Conséquence : l’opérateur accuse des pertes évaluées à plus de 80 000 $ par semaine.
Ce qui fait dire au quotidien qu’il serait temps d’envisager la vente pure et simple de cet attrait touristique boudé par les Londoniens en l’envoyant, par exemple, en Suisse. Qui d’autre, en effet, que ce petit pays qui fait les yeux doux aux fraudeurs fiscaux et réputé pour son haut niveau de vie pour mettre la main sur cet « éléphant blanc », pour reprendre l’expression du Guardian? En tout cas, pas Laval.
Car on se rappellera qu’à l’époque où Gilles Vaillancourt régnait en roi et maître sur les destinées politiques de l’île Jésus, un projet de « tramway aérien » était sur la table. Ce dernier devait relier le terminus Le Carrefour à la station Montmorency. Son coût était évalué à 77 millions de dollars. À titre de comparaison, le système construit à Londres a coûté quelque 100 millions de dollars.
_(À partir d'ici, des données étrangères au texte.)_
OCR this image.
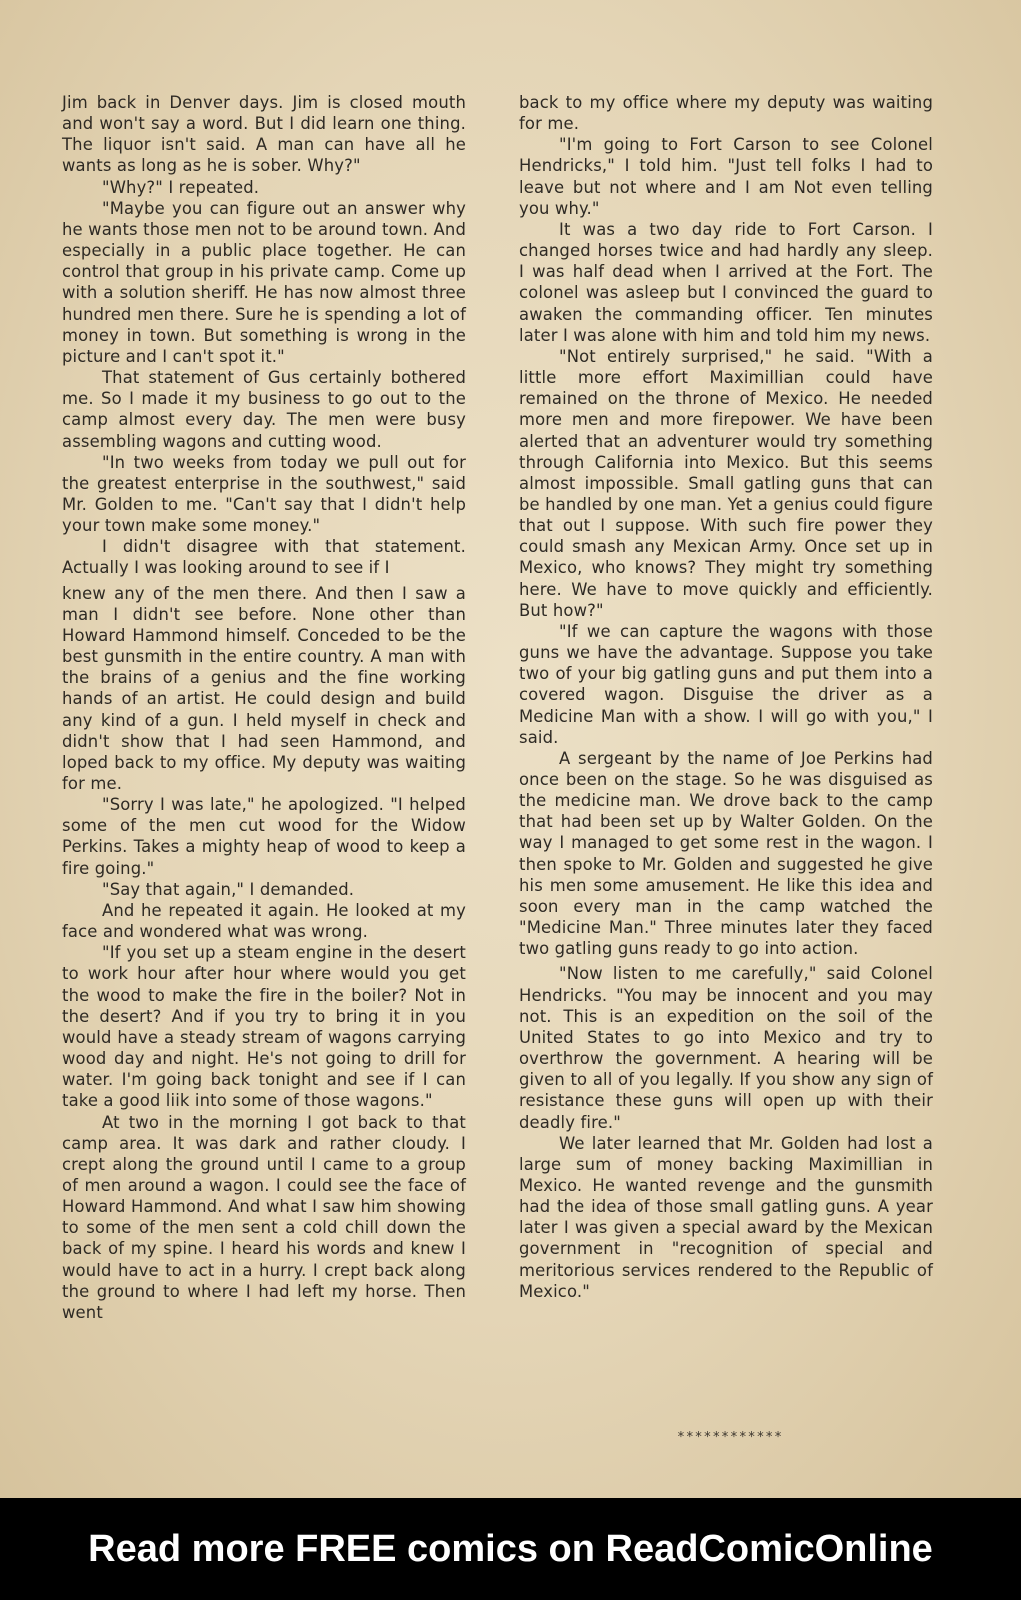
Jim back in Denver days. Jim is closed mouth and won't say a word. But I did learn one thing. The liquor isn't said. A man can have all he wants as long as he is sober. Why?"

"Why?" I repeated.

"Maybe you can figure out an answer why he wants those men not to be around town. And especially in a public place together. He can control that group in his private camp. Come up with a solution sheriff. He has now almost three hundred men there. Sure he is spending a lot of money in town. But something is wrong in the picture and I can't spot it."

That statement of Gus certainly bothered me. So I made it my business to go out to the camp almost every day. The men were busy assembling wagons and cutting wood.

"In two weeks from today we pull out for the greatest enterprise in the southwest," said Mr. Golden to me. "Can't say that I didn't help your town make some money."

I didn't disagree with that statement. Actually I was looking around to see if I

knew any of the men there. And then I saw a man I didn't see before. None other than Howard Hammond himself. Conceded to be the best gunsmith in the entire country. A man with the brains of a genius and the fine working hands of an artist. He could design and build any kind of a gun. I held myself in check and didn't show that I had seen Hammond, and loped back to my office. My deputy was waiting for me.

"Sorry I was late," he apologized. "I helped some of the men cut wood for the Widow Perkins. Takes a mighty heap of wood to keep a fire going."

"Say that again," I demanded.

And he repeated it again. He looked at my face and wondered what was wrong.

"If you set up a steam engine in the desert to work hour after hour where would you get the wood to make the fire in the boiler? Not in the desert? And if you try to bring it in you would have a steady stream of wagons carrying wood day and night. He's not going to drill for water. I'm going back tonight and see if I can take a good liik into some of those wagons."

At two in the morning I got back to that camp area. It was dark and rather cloudy. I crept along the ground until I came to a group of men around a wagon. I could see the face of Howard Hammond. And what I saw him showing to some of the men sent a cold chill down the back of my spine. I heard his words and knew I would have to act in a hurry. I crept back along the ground to where I had left my horse. Then went

back to my office where my deputy was waiting for me.

"I'm going to Fort Carson to see Colonel Hendricks," I told him. "Just tell folks I had to leave but not where and I am Not even telling you why."

It was a two day ride to Fort Carson. I changed horses twice and had hardly any sleep. I was half dead when I arrived at the Fort. The colonel was asleep but I convinced the guard to awaken the commanding officer. Ten minutes later I was alone with him and told him my news.

"Not entirely surprised," he said. "With a little more effort Maximillian could have remained on the throne of Mexico. He needed more men and more firepower. We have been alerted that an adventurer would try something through California into Mexico. But this seems almost impossible. Small gatling guns that can be handled by one man. Yet a genius could figure that out I suppose. With such fire power they could smash any Mexican Army. Once set up in Mexico, who knows? They might try something here. We have to move quickly and efficiently. But how?"

"If we can capture the wagons with those guns we have the advantage. Suppose you take two of your big gatling guns and put them into a covered wagon. Disguise the driver as a Medicine Man with a show. I will go with you," I said.

A sergeant by the name of Joe Perkins had once been on the stage. So he was disguised as the medicine man. We drove back to the camp that had been set up by Walter Golden. On the way I managed to get some rest in the wagon. I then spoke to Mr. Golden and suggested he give his men some amusement. He like this idea and soon every man in the camp watched the "Medicine Man." Three minutes later they faced two gatling guns ready to go into action.

"Now listen to me carefully," said Colonel Hendricks. "You may be innocent and you may not. This is an expedition on the soil of the United States to go into Mexico and try to overthrow the government. A hearing will be given to all of you legally. If you show any sign of resistance these guns will open up with their deadly fire."

We later learned that Mr. Golden had lost a large sum of money backing Maximillian in Mexico. He wanted revenge and the gunsmith had the idea of those small gatling guns. A year later I was given a special award by the Mexican government in "recognition of special and meritorious services rendered to the Republic of Mexico."

************
Read more FREE comics on ReadComicOnline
Or, en décembre dernier, la STL a tranché : le projet a été remis aux calendes grecques, faute de financement.
Le plus beau dans cette histoire, c’est que, entre-temps, une étude de faisabilité de 500 000 $ a tout de même été réalisée, dont la moitié du montant a été assumée par la STL.
Quelques jours après le dévoilement de ce plan de transport ambitieux, en novembre 2011, l’éditorialiste à La Presse François Cardinal écrivait que Laval n’avait pas la densité de population nécessaire pour qu’un système de la sorte soit viable et qu’il n’y croyait tout simplement pas. Il terminait son texte en enjoignant (à la blague) à la STL de lui envoyer les 500 000 $ prévus pour l’étude.